Tima Kurdi, aunt to two boys who drowned in the Mediterranean Sea after a boat loaded with Syrians capsized on the way to Greece, is launching a campaign on the fifth anniversary of the boys' deaths to help a German organization aiding refugee children.

The death of her nephew three-year-old Alan Kurdi made international headlines after a photograph of his lifeless body on a Turkish beach was taken on Sept. 2, 2015. It shone a light on the plight of refugees displace by civil war in Syria.

The bodies of his older brother, five-year-old Ghalib, and their mother Rehanna were found a few hundred metres away.

Sea-Eye, a German non-governmental humanitarian organization, has already named a refugee rescue Alan Kurdi and announced plans Tuesday at a news conference in Regensburg, Germany, to buy a second vessel to be named after Ghalib.

Tima Kurdi, who lives in Coquitlam, B.C., is in Germany for the launch of the campaign to raise funds to operate rescue boats.

She is also the author of a book about the tragic events called The Boy on the Beach. She says the situation for refugees attempting to cross the Mediterranean Sea has not improved since the death of her brother's wife and his two children.

Sea-Eye
Sea-Eye

"It took us one image. The image of the boy on the beach, Alan Kurdi, to move us to be human. Five years later, today, people all over the world continue to suffer. And it's getting worse, not any better.
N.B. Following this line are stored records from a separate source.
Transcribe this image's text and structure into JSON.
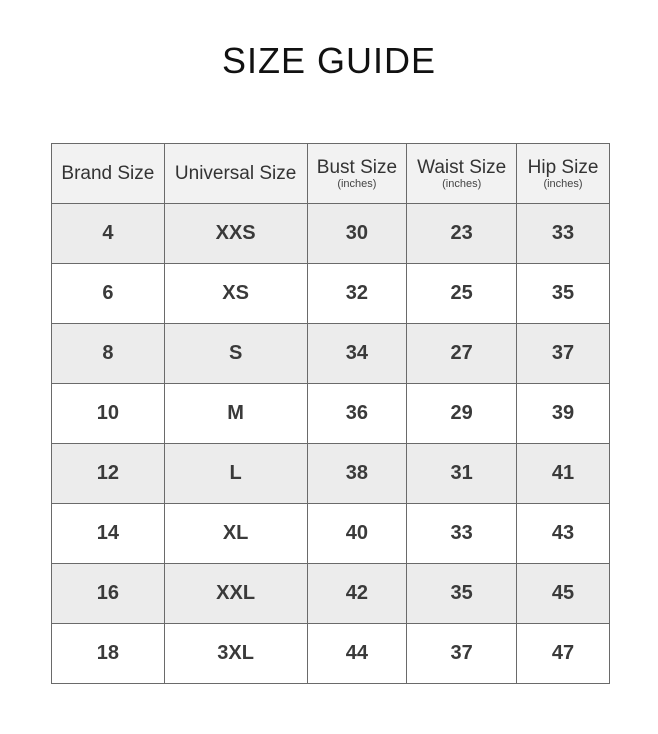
{
  "title": "SIZE GUIDE",
  "headers": [
    {
      "label": "Brand Size",
      "unit": ""
    },
    {
      "label": "Universal Size",
      "unit": ""
    },
    {
      "label": "Bust Size",
      "unit": "(inches)"
    },
    {
      "label": "Waist Size",
      "unit": "(inches)"
    },
    {
      "label": "Hip Size",
      "unit": "(inches)"
    }
  ],
  "rows": [
    [
      "4",
      "XXS",
      "30",
      "23",
      "33"
    ],
    [
      "6",
      "XS",
      "32",
      "25",
      "35"
    ],
    [
      "8",
      "S",
      "34",
      "27",
      "37"
    ],
    [
      "10",
      "M",
      "36",
      "29",
      "39"
    ],
    [
      "12",
      "L",
      "38",
      "31",
      "41"
    ],
    [
      "14",
      "XL",
      "40",
      "33",
      "43"
    ],
    [
      "16",
      "XXL",
      "42",
      "35",
      "45"
    ],
    [
      "18",
      "3XL",
      "44",
      "37",
      "47"
    ]
  ],
  "colors": {
    "header_bg": "#f2f2f2",
    "odd_row_bg": "#ececec",
    "even_row_bg": "#ffffff",
    "border": "#6a6a6a"
  }
}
And they're asking for help," said Kurdi.

DHA/Associated Press
DHA/Associated Press

Of Syria's 17 million people, 5.5 million are living as refugees within the region, mostly in Turkey, and a further six million are uprooted within their own country.

Sea-Eye says more than 20,000 refugees including young children have lost their lives attempting to cross the Mediterranean Sea and enter Europe.

Kurdi urged world leaders to act to help end the war in her home country of Syria.

"It's the only way we can have a stronger voice and put a human life before money and politics. We can bring the world to peace again. It's all up to us to end it. That's why I will not, we will not, stop saving life at the sea and let even more people drown," said Kurdi.